Sur les 1.100 diplômés recensés par le Collectif du 31 mai, entre 400 et 500 ont reçu un avis favorable, entre 250 et 300 un refus, et les autres sont en attente.

Le rétropédalage du ministre a provoqué un afflux de demandes de réexamen, ce qui mécaniquement a pour effet d’allonger les délais.«La plupart des diplômés étrangers sont en attente d’une réponse depuis six mois, voire un an», indique Jean-Philippe Foegle, membre du Gisti et du collectif, qui observe l’incohérence des pratiques d’une préfecture à l’autre : «Les instructions de Claude Guéant n’ont visiblement pas été entendues, ou n’ont pas été passées. Certaines préfectures, comme celle du Val-d’Oise et du Rhône, refusent le dépôt de demandes de réexamen. À part Paris, aucune n’a mis en place de dispositif spécifique. Partout en France, des OQTF (obligation de quitter le territoire français) sont délivrées.»

«Les procédures sont considérablement ralenties car les préfectures ne savent plus quelles règles appliquer. Le texte du 12 janvier a été rédigé de telle manière, il est si alambiqué, que cela brouille un peu plus les choses», constate de son côté Zineb Es-Skali, du collectif qui vient de diffuser une analyse juridique détaillée.

Malgré les engagements du ministre, une étudiante a été arrêtée à son domicile un matin de janvier et placée en rétention, tandis qu’une autre a reçu une décision d’éloignement alors même qu’elle venait de redéposer son dossier.

«On aboutit, regrette Jean-Philippe Foegle, à un système à deux vitesses, où les quelques régularisations sont obtenues quasi exclusivement par des diplômés des grandes écoles.» L’élitisme de la législation est, de fait, renforcé non seulement par la circulaire du 31 mai, mais aussi par le texte rectificatif.

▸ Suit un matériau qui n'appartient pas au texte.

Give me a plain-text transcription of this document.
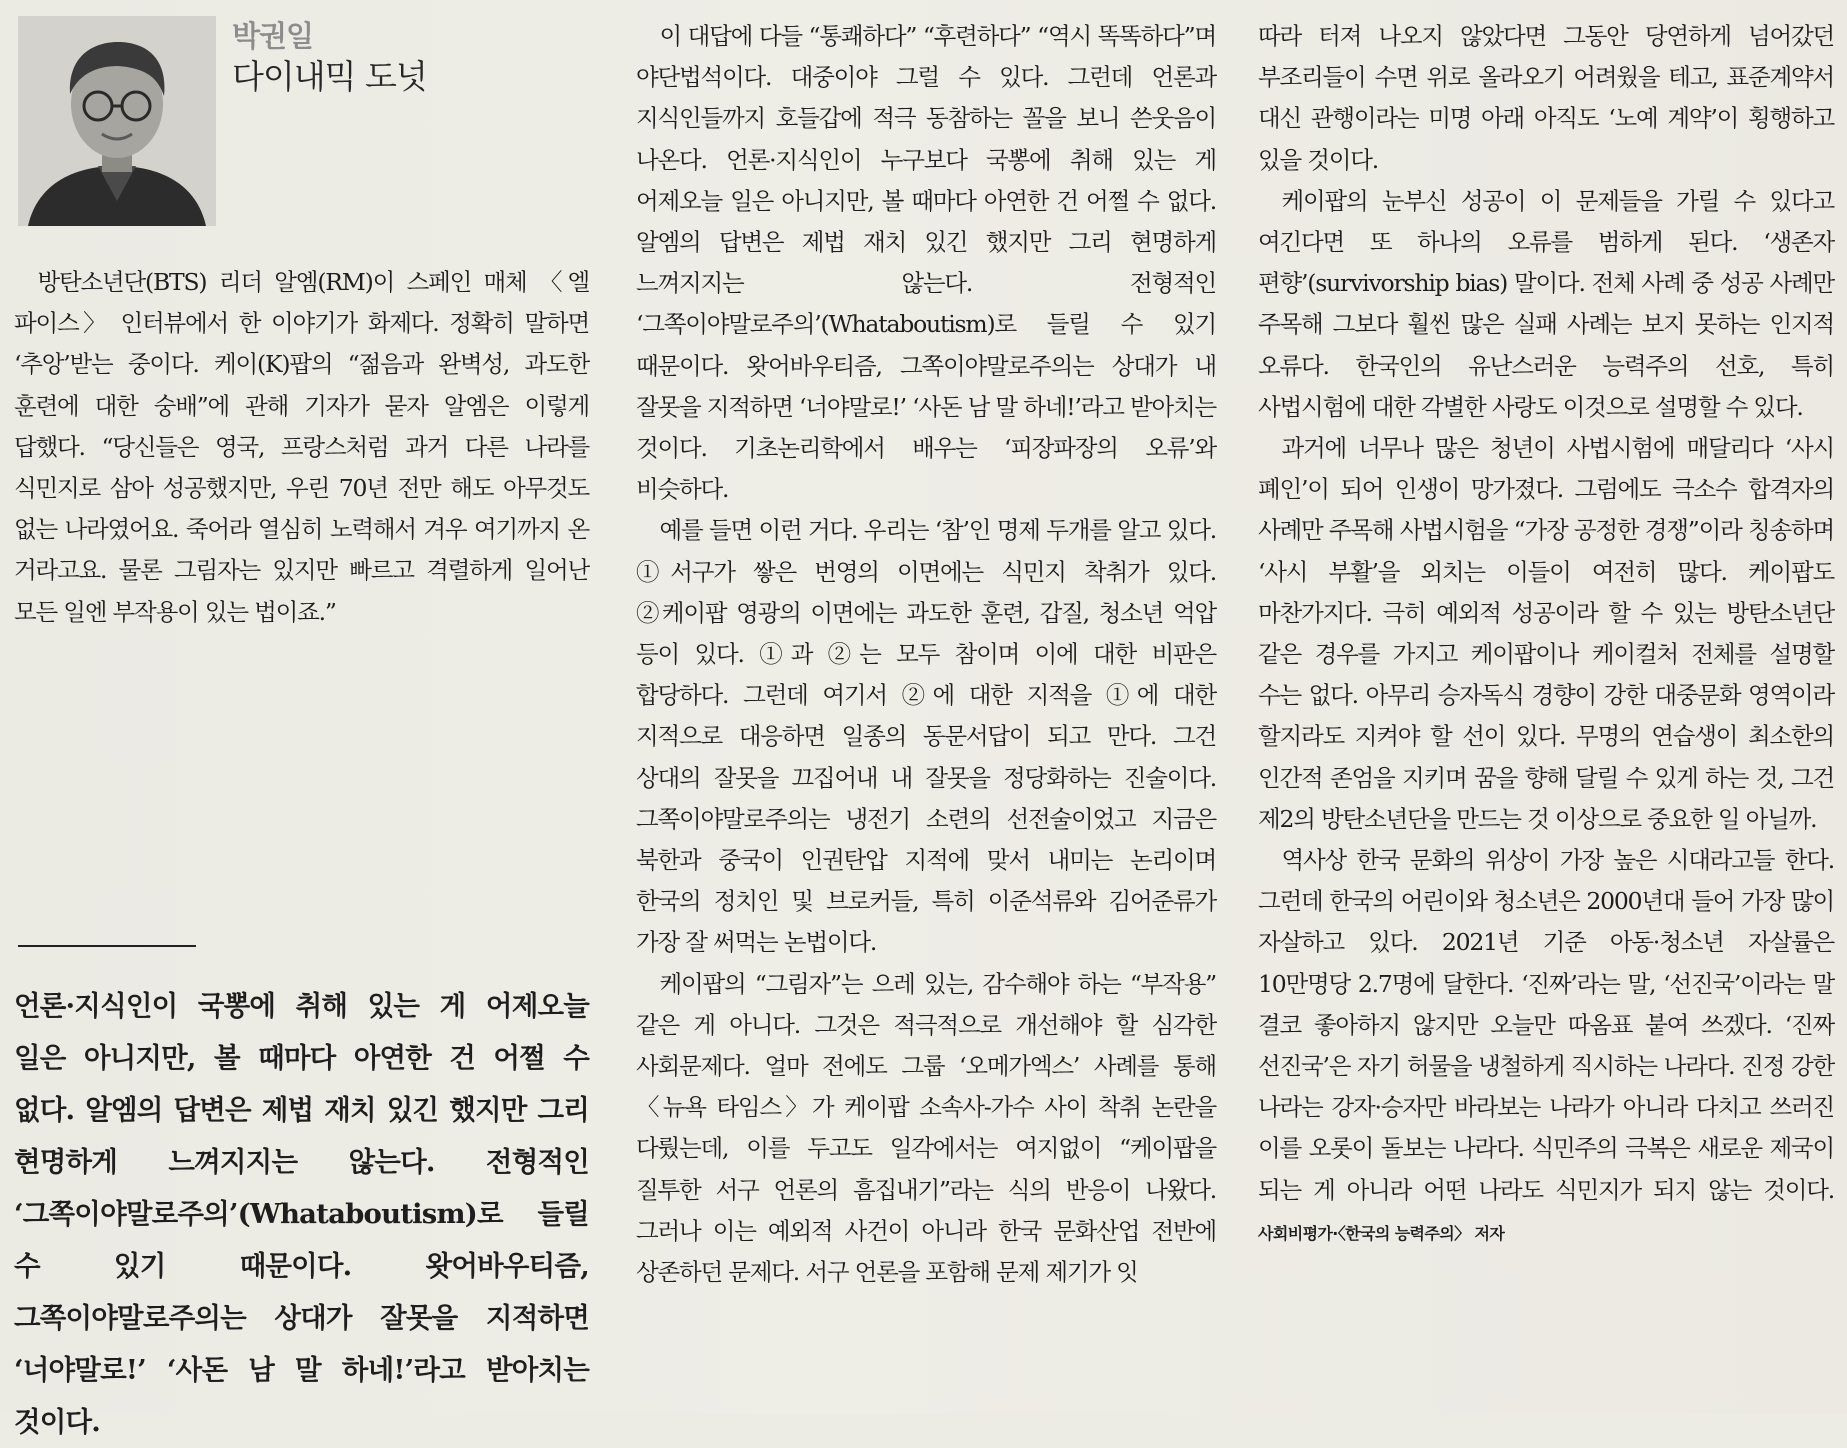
박권일
다이내믹 도넛

방탄소년단(BTS) 리더 알엠(RM)이 스페인 매체 〈엘 파이스〉 인터뷰에서 한 이야기가 화제다. 정확히 말하면 ‘추앙’받는 중이다. 케이(K)팝의 “젊음과 완벽성, 과도한 훈련에 대한 숭배”에 관해 기자가 묻자 알엠은 이렇게 답했다. “당신들은 영국, 프랑스처럼 과거 다른 나라를 식민지로 삼아 성공했지만, 우린 70년 전만 해도 아무것도 없는 나라였어요. 죽어라 열심히 노력해서 겨우 여기까지 온 거라고요. 물론 그림자는 있지만 빠르고 격렬하게 일어난 모든 일엔 부작용이 있는 법이죠.”

언론·지식인이 국뽕에 취해 있는 게 어제오늘 일은 아니지만, 볼 때마다 아연한 건 어쩔 수 없다. 알엠의 답변은 제법 재치 있긴 했지만 그리 현명하게 느껴지지는 않는다. 전형적인 ‘그쪽이야말로주의’(Whataboutism)로 들릴 수 있기 때문이다. 왓어바우티즘, 그쪽이야말로주의는 상대가 잘못을 지적하면 ‘너야말로!’ ‘사돈 남 말 하네!’라고 받아치는 것이다.

이 대답에 다들 “통쾌하다” “후련하다” “역시 똑똑하다”며 야단법석이다. 대중이야 그럴 수 있다. 그런데 언론과 지식인들까지 호들갑에 적극 동참하는 꼴을 보니 쓴웃음이 나온다. 언론·지식인이 누구보다 국뽕에 취해 있는 게 어제오늘 일은 아니지만, 볼 때마다 아연한 건 어쩔 수 없다. 알엠의 답변은 제법 재치 있긴 했지만 그리 현명하게 느껴지지는 않는다. 전형적인 ‘그쪽이야말로주의’(Whataboutism)로 들릴 수 있기 때문이다. 왓어바우티즘, 그쪽이야말로주의는 상대가 내 잘못을 지적하면 ‘너야말로!’ ‘사돈 남 말 하네!’라고 받아치는 것이다. 기초논리학에서 배우는 ‘피장파장의 오류’와 비슷하다.

예를 들면 이런 거다. 우리는 ‘참’인 명제 두개를 알고 있다. ①서구가 쌓은 번영의 이면에는 식민지 착취가 있다. ②케이팝 영광의 이면에는 과도한 훈련, 갑질, 청소년 억압 등이 있다. ①과 ②는 모두 참이며 이에 대한 비판은 합당하다. 그런데 여기서 ②에 대한 지적을 ①에 대한 지적으로 대응하면 일종의 동문서답이 되고 만다. 그건 상대의 잘못을 끄집어내 내 잘못을 정당화하는 진술이다. 그쪽이야말로주의는 냉전기 소련의 선전술이었고 지금은 북한과 중국이 인권탄압 지적에 맞서 내미는 논리이며 한국의 정치인 및 브로커들, 특히 이준석류와 김어준류가 가장 잘 써먹는 논법이다.

케이팝의 “그림자”는 으레 있는, 감수해야 하는 “부작용” 같은 게 아니다. 그것은 적극적으로 개선해야 할 심각한 사회문제다. 얼마 전에도 그룹 ‘오메가엑스’ 사례를 통해 〈뉴욕 타임스〉가 케이팝 소속사-가수 사이 착취 논란을 다뤘는데, 이를 두고도 일각에서는 여지없이 “케이팝을 질투한 서구 언론의 흠집내기”라는 식의 반응이 나왔다. 그러나 이는 예외적 사건이 아니라 한국 문화산업 전반에 상존하던 문제다. 서구 언론을 포함해 문제 제기가 잇

따라 터져 나오지 않았다면 그동안 당연하게 넘어갔던 부조리들이 수면 위로 올라오기 어려웠을 테고, 표준계약서 대신 관행이라는 미명 아래 아직도 ‘노예 계약’이 횡행하고 있을 것이다.

케이팝의 눈부신 성공이 이 문제들을 가릴 수 있다고 여긴다면 또 하나의 오류를 범하게 된다. ‘생존자 편향’(survivorship bias) 말이다. 전체 사례 중 성공 사례만 주목해 그보다 훨씬 많은 실패 사례는 보지 못하는 인지적 오류다. 한국인의 유난스러운 능력주의 선호, 특히 사법시험에 대한 각별한 사랑도 이것으로 설명할 수 있다.

과거에 너무나 많은 청년이 사법시험에 매달리다 ‘사시 폐인’이 되어 인생이 망가졌다. 그럼에도 극소수 합격자의 사례만 주목해 사법시험을 “가장 공정한 경쟁”이라 칭송하며 ‘사시 부활’을 외치는 이들이 여전히 많다. 케이팝도 마찬가지다. 극히 예외적 성공이라 할 수 있는 방탄소년단 같은 경우를 가지고 케이팝이나 케이컬처 전체를 설명할 수는 없다. 아무리 승자독식 경향이 강한 대중문화 영역이라 할지라도 지켜야 할 선이 있다. 무명의 연습생이 최소한의 인간적 존엄을 지키며 꿈을 향해 달릴 수 있게 하는 것, 그건 제2의 방탄소년단을 만드는 것 이상으로 중요한 일 아닐까.

역사상 한국 문화의 위상이 가장 높은 시대라고들 한다. 그런데 한국의 어린이와 청소년은 2000년대 들어 가장 많이 자살하고 있다. 2021년 기준 아동·청소년 자살률은 10만명당 2.7명에 달한다. ‘진짜’라는 말, ‘선진국’이라는 말 결코 좋아하지 않지만 오늘만 따옴표 붙여 쓰겠다. ‘진짜 선진국’은 자기 허물을 냉철하게 직시하는 나라다. 진정 강한 나라는 강자·승자만 바라보는 나라가 아니라 다치고 쓰러진 이를 오롯이 돌보는 나라다. 식민주의 극복은 새로운 제국이 되는 게 아니라 어떤 나라도 식민지가 되지 않는 것이다. 사회비평가·〈한국의 능력주의〉 저자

Quand le ministre réhabilite l’autorisation provisoire de séjour prévue par la loi Sarkozy de 2006 sur l'«immigration choisie», il cible une poignée d’étudiants très qualifiés puisque le dispositif, conditionné à un retour au pays d’origine «après la première expérience professionnelle», est réservé aux titulaires d’un diplôme au moins équivalent au niveau master. Refusant d’être sur un «siège éjectable», les étudiants soulignent aussi que l'attestation à signer conjointement par l’employeur et le responsable de formation favorise les diplômés des écoles les plus réputées où les réseaux et les liens interpersonnels sont prédominants.

Les cas de figure que Claude Guéant met en avant pour faciliter les changements de statut (d’étudiant vers celui de travailleur) sont aussi contestables. Alors que les préfectures sont appelées à prendre en compte «la connaissance approfondie d’un pays, d’une civilisation ou d’une culture étrangère», le Collectif du 31 mai s’interroge: «Est-il besoin de préciser qu’ayant étudié et vécu de longues années en France, et y ayant décroché des diplômes français, nous ne souhaitons en aucun cas être enchaînés à notre condition d’étrangers? Nos compétences n’ont pas de nationalité; demandez-le à ces entreprises qui nous embauchent. Elles savent apprécier nos talents, sans discrimination aucune, au même titre que celles de nos camarades de classe.»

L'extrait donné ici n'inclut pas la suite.